3. Il dopo Hoxha
Morto Hoxha, diventò segretario del partito e capo del governo Ramiz Alia, che era stato uno stretto collaboratore del dittatore, nonché ideologo del partito. La situazione era critica: i quarant’anni di dominio enverista avevano immobilizzato l’intera economia, totalmente controllata dagli apparati statali e da una burocrazia centralista.

Alia gestisce il dopo Hoxha all’insegna della gradualità ma incominciano le prime contestazioni, che si fanno più forti dopo il crollo del muro di Berlino. Rivolte degli studenti, scioperi, esodi di massa hanno reso difficile la vita al nuovo presidente, costringendolo a sostanziali modifiche nella politica interna. Alia autorizza così il pluripartitismo e indice le prime elezioni libere.

Nel 1991, durante una manifestazione popolare, i dimostranti abbattono a Tirana la grande statua di bronzo di Enver Hoxha: un incubo era finito.
Le condizioni economiche dello stato sono però sempre più precarie e scarseggiano i viveri e i beni di prima necessità. Incominciano i grandi esodi verso le coste della Puglia; chi veniva in Italia era disposto a pagare dai 3 ai 5 milioni di lire, quando uno stipendio medio era di 20 dollari al mese.

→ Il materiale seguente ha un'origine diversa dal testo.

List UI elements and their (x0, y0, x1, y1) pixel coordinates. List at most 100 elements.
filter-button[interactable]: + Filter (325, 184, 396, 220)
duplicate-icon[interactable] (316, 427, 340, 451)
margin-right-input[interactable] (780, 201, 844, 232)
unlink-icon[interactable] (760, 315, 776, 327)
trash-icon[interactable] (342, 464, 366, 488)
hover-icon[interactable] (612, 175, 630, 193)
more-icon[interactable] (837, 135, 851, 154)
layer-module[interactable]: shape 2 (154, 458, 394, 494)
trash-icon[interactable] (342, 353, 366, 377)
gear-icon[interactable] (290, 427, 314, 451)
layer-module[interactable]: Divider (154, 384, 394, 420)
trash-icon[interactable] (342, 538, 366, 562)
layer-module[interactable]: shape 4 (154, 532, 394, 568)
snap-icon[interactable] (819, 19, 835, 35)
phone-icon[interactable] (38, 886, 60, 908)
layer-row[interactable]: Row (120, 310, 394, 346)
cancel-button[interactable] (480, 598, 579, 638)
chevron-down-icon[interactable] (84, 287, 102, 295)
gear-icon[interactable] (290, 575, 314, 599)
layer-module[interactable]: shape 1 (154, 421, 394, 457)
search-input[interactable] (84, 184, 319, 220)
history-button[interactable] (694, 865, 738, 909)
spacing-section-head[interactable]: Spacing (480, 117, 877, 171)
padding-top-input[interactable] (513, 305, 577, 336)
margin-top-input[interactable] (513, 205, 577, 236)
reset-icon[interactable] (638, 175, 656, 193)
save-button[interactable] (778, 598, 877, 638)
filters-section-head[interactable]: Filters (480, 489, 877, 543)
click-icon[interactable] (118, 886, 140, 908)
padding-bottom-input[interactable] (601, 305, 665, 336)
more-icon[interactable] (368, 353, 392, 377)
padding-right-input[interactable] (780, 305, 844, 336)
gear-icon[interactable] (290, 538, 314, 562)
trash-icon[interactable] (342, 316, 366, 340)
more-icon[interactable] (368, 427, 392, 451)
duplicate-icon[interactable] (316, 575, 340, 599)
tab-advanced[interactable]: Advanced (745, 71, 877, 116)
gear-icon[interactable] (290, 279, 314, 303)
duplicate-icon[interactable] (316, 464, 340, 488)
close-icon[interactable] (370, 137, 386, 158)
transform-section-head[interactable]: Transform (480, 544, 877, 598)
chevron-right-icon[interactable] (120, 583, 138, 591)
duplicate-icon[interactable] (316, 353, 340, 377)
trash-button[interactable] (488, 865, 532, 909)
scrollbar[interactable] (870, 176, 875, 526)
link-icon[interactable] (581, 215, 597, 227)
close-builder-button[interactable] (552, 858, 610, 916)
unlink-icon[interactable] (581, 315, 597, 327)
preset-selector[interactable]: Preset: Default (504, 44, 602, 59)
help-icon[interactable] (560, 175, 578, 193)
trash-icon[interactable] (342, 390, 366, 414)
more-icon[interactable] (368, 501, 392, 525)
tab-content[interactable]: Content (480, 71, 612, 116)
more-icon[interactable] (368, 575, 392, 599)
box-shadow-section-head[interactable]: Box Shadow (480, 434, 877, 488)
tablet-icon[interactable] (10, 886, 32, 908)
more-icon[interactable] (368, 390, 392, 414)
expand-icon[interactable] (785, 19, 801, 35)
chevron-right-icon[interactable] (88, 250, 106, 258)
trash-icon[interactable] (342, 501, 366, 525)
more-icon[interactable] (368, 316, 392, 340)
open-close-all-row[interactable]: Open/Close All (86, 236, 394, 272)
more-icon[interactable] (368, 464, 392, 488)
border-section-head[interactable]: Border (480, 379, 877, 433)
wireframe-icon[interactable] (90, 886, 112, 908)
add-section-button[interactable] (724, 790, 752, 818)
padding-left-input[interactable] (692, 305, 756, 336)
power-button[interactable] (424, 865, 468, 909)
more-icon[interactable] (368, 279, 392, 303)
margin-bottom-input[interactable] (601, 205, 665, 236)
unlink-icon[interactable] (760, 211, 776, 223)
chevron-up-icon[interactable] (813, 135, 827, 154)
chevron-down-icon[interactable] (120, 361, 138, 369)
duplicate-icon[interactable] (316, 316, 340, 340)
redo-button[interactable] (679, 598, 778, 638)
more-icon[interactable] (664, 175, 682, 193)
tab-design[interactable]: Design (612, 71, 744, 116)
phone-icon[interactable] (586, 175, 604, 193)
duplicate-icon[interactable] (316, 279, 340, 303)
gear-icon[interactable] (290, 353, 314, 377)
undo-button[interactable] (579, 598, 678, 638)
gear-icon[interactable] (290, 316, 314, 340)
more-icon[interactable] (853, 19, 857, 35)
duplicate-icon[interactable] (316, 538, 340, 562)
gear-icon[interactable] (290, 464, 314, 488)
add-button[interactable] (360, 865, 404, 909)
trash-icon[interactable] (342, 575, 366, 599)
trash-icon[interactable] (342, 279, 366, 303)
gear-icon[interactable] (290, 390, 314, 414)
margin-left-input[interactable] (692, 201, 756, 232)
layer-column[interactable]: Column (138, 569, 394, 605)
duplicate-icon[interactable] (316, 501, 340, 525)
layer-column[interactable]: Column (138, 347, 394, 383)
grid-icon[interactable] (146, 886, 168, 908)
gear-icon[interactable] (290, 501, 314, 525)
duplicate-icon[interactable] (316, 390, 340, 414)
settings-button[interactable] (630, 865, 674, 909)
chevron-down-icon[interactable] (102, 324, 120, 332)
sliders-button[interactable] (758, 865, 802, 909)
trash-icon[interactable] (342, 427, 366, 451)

Le elezioni del 1992 posero fine a 47 anni di potere comunista e il nuovo governo diede violentemente la caccia agli ex-uomini di partito. Dopo l’esodo dei kossovari in Albania, a seguito del bombardamento della nato sulla Jugoslavia (1999) e l’elezione del primo ministro Fatos Thanas Nano (2002), la disoccupazione, il basso livello di vita, la bassa produzione, la dipendenza dagli aiuti internazionali e la profonda crisi energetica affligono l’Albania odierna.